Sentimen antaretnis memang telah mengakar kuat dalam kondisi sosial masyarakat Perancis. Hal ini tak dapat dilepaskan dari sejarah imigran di tengah masyarakat Perancis. Berbeda dengan negara-negara Eropa lain, Perancis dikenal memiliki sikap terbuka terhadap para imigran sejak awal abad ke-20. Hal ini menyebabkan derasnya aliran pendatang ke Perancis.

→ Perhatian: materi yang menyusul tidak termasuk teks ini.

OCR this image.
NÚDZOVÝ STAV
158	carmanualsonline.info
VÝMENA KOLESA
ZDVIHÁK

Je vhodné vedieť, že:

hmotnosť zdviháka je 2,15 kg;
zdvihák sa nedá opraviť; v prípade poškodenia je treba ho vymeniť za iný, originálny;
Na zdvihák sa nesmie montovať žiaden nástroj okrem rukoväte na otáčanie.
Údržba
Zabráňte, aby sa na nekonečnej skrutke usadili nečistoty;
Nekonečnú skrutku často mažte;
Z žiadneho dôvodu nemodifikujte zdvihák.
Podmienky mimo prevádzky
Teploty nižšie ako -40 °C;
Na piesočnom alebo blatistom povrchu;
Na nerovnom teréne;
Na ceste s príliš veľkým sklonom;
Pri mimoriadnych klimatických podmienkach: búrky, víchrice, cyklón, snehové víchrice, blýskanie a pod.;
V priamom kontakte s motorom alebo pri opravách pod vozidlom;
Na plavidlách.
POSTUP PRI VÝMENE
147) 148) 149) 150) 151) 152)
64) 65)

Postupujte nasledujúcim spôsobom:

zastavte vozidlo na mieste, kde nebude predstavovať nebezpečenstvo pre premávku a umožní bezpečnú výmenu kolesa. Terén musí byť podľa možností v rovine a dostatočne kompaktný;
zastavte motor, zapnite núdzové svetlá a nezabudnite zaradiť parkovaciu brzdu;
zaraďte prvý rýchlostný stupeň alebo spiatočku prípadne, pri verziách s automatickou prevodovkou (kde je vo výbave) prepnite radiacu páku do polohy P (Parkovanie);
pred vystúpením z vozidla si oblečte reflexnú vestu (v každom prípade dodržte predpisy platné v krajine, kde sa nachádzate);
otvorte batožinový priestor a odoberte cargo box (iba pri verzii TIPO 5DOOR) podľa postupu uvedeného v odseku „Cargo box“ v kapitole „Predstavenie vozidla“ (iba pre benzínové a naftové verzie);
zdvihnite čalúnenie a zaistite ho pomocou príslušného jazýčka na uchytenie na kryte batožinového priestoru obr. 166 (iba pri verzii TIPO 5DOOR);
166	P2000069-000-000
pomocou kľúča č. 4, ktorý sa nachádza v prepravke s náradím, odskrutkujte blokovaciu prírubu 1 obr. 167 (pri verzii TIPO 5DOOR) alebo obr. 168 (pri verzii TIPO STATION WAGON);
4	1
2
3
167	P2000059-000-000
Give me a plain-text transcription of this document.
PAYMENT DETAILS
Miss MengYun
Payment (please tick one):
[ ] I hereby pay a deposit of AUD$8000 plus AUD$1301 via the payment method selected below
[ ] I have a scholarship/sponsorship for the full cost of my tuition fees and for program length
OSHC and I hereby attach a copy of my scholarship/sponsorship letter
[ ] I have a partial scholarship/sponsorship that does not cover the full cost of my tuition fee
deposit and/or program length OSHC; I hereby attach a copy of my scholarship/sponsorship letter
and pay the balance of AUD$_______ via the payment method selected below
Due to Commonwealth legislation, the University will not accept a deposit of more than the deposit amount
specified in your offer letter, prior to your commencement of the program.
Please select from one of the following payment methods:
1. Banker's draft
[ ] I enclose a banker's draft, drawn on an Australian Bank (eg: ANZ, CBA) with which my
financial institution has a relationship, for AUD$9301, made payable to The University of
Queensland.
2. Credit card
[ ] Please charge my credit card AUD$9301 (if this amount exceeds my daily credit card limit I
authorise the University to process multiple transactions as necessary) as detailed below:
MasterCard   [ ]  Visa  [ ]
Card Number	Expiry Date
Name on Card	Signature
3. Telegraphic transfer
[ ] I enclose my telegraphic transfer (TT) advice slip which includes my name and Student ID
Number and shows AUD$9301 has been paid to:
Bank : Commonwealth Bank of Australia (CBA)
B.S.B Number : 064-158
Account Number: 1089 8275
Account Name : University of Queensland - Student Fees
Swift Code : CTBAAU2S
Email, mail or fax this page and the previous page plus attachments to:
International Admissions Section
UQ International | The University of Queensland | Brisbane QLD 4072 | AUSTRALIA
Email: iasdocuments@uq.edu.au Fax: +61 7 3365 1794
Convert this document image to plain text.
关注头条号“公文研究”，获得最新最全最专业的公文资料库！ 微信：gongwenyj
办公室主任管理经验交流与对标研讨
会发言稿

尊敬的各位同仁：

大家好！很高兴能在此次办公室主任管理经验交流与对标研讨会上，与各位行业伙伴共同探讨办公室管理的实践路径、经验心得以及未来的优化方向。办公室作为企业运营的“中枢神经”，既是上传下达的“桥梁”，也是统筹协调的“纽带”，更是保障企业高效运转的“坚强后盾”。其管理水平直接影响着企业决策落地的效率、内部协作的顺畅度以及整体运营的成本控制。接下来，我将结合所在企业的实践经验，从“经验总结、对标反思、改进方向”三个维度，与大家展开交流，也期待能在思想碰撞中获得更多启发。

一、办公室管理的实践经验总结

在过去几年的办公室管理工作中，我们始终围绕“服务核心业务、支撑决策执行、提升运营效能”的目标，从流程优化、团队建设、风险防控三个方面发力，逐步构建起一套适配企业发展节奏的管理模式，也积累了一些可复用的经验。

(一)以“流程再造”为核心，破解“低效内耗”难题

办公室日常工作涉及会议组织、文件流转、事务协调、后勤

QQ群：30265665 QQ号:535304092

Ensiklopedia Britannica menyebutkan, antara tahun 1919-1939, terdapat 3 juta imigran di Perancis atau sekitar 6 persen dari total populasi. Jumlah ini terus meningkat dari tahun ke tahun. Berdasar data dari Kantor Pusat Statistik Perancis (INSEE), pada 2021 diperkirakan jumlah imigran di Perancis mencapai sekitar 6,9 juta jiwa atau 10,3 persen dari total populasi. Dari jumlah itu, 36 persen di antaranya telah mendapatkan kewarganegaraan Perancis.
Mulanya, kebanyakan imigran berasal dari negara tetangga, seperti Italia, Spanyol, atau Portugal. Pada 1962, jumlah imigran asal Eropa mengambil porsi sebesar 78,7 persen dari total imigran. Namun, imigran asal Afrika Utara dan Afrika Barat kemudian mulai mengambil porsi yang signifikan. Di tahun yang sama, imigran asal Afrika tercatat hanya sebesar 14,9 persen dari total imigran. Jumlah ini lantas bertambah tiga kali lipat pada 2021, menjadi 47,5 persen dari total imigran. Sementara, jumlah imigran asal Eropa menyusut menjadi sekitar 33,1 persen.
Meningkatnya jumlah imigran asal Afrika memiliki kaitan erat dengan sejarah kolonialisme Perancis. Pada masa kejayaannya di awal abad ke-20, Perancis merupakan sebuah imperium adidaya nomor dua dunia setelah Inggris Raya. Luas wilayahnya kala itu mencakup 11 juta kilometer persegi daratan dengan lebih dari 100 juta penduduk.
Dari semua wilayahnya, pengaruh kekuasaan Perancis paling terasa di benua Afrika. Perancis setidaknya menguasai kira-kira sepertiga dari luas wilayah benua tersebut, mulai dari bagian utara, barat, dan tengah. Dengan demikian, tidak heran bahwa proporsi terbesar pendatang dari Afrika berasal dari negara-negara bekas koloni Perancis.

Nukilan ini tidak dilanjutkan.